The biggest problem in Andujar’s game is his defense. When he began 2018 in the minors, the Yankees knew he could hit, but were worried about his ability to field. After being promoted, he demonstrated why those worries were legitimate. The Yankees, and Andujar, need to address this, but can do so in several ways. First, Andujar can work on his defense. While he will never be a great defender, even if he could become only a slightly worse than average third baseman, Andujar would greatly increase his value to the team. Second, and more easily, the Yankees can recognize his limitations and use him accordingly. This means replacing Andujar after his third or fourth plate appearance in a close game and putting a better defender at third base for the last inning or two. Aaron Boone did that with some success during the latter part of 2018. The Yankees can also try Andujar at first base as well. Andujar may never be good at that position either, but would a player who is slightly below average at two positions, is more valuable than if he can only play one position.

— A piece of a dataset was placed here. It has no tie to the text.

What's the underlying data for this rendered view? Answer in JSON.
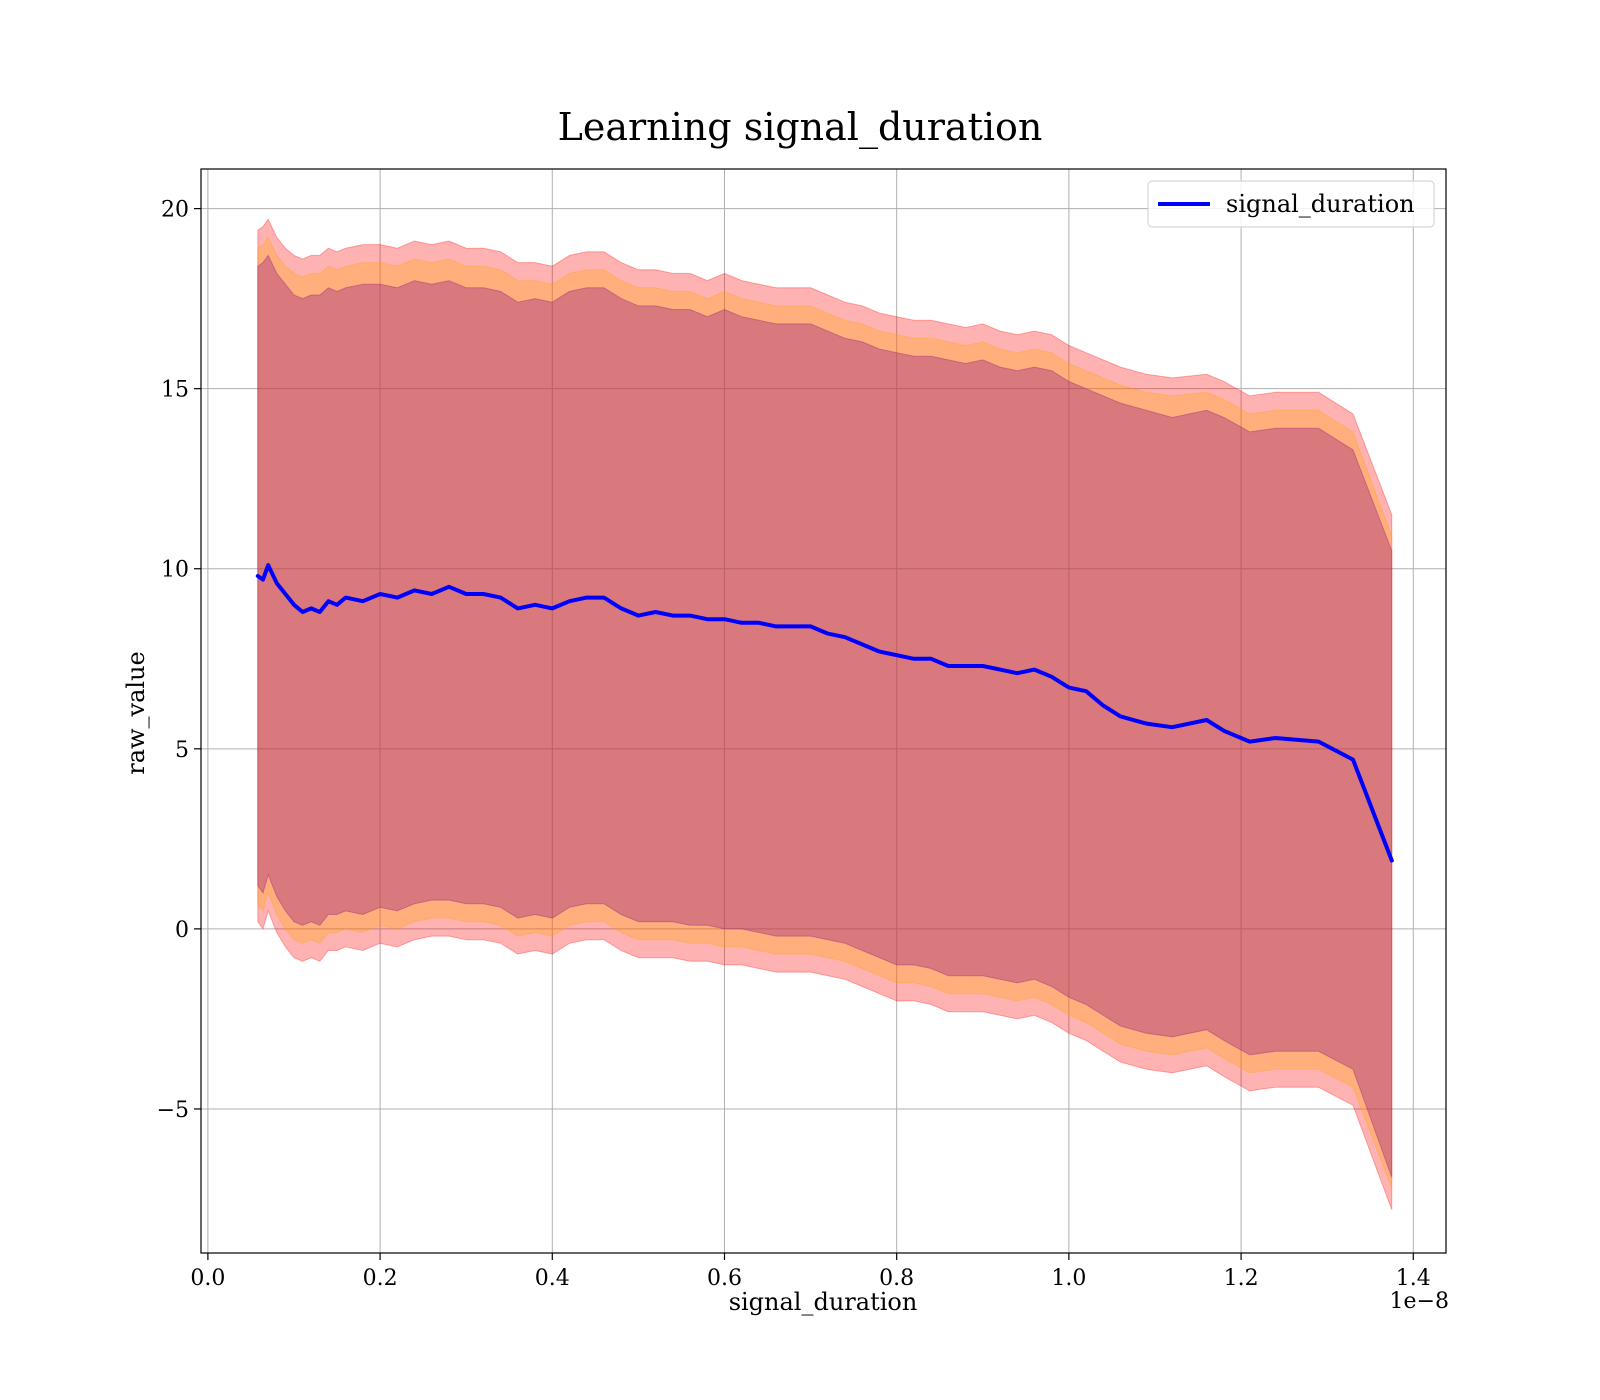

Even if the Yankees sign Machado, rushing to trade Andujar could be a mistake. Machado may eventually end up at third base, but he would start the 2019 season at short due to Didi Gregorius’s injury. In that case, the Yankees will need a third baseman and could do a lot worse than Andujar. Even when Gregorius comes back, given his impending free agency, the lack of clarity at first base and the realities of injuries and slumps, Andujar can still be a valuable player on the Yankees.
The Yankees are fortunate to have a sufficiently strong offense, that Andujar will not be asked to be the biggest bat. Last year he played a valuable role as a second line slugger along with fellow rookie Gleyber Torres while Aaron Judge and Giancalo Stanton did the heaviest offensive lifting. Nonetheless, there were periods when Andujar carried the team coming up with clutch doubles and home runs at key moments during the season. On the other hand, his poor ALDS when he was held to one single in ten plate appearances was one of the often overlooked reasons why the Yankees lost that series to the Red Sox. A few big hits by Andujar and the Yankees probably would have beaten the Red Sox.
No player should be untouchable, particularly one who has only one big league season under his belt and who has yet to prove himself with the leather. However, rushing to judge Andujar based on his weaknesses and swapping him for a middle of the rotation pitcher or a couple of pitching prospects would be a mistake. A wiser course would be to recognize what Andujar can do and use him accordingly. He may become their starting third baseman for years to come or perhaps the kind of player who between first base, third base and DH gets 500 or more plate appearances a year. Championship teams need those kinds of players and Andujar could be very good in that role.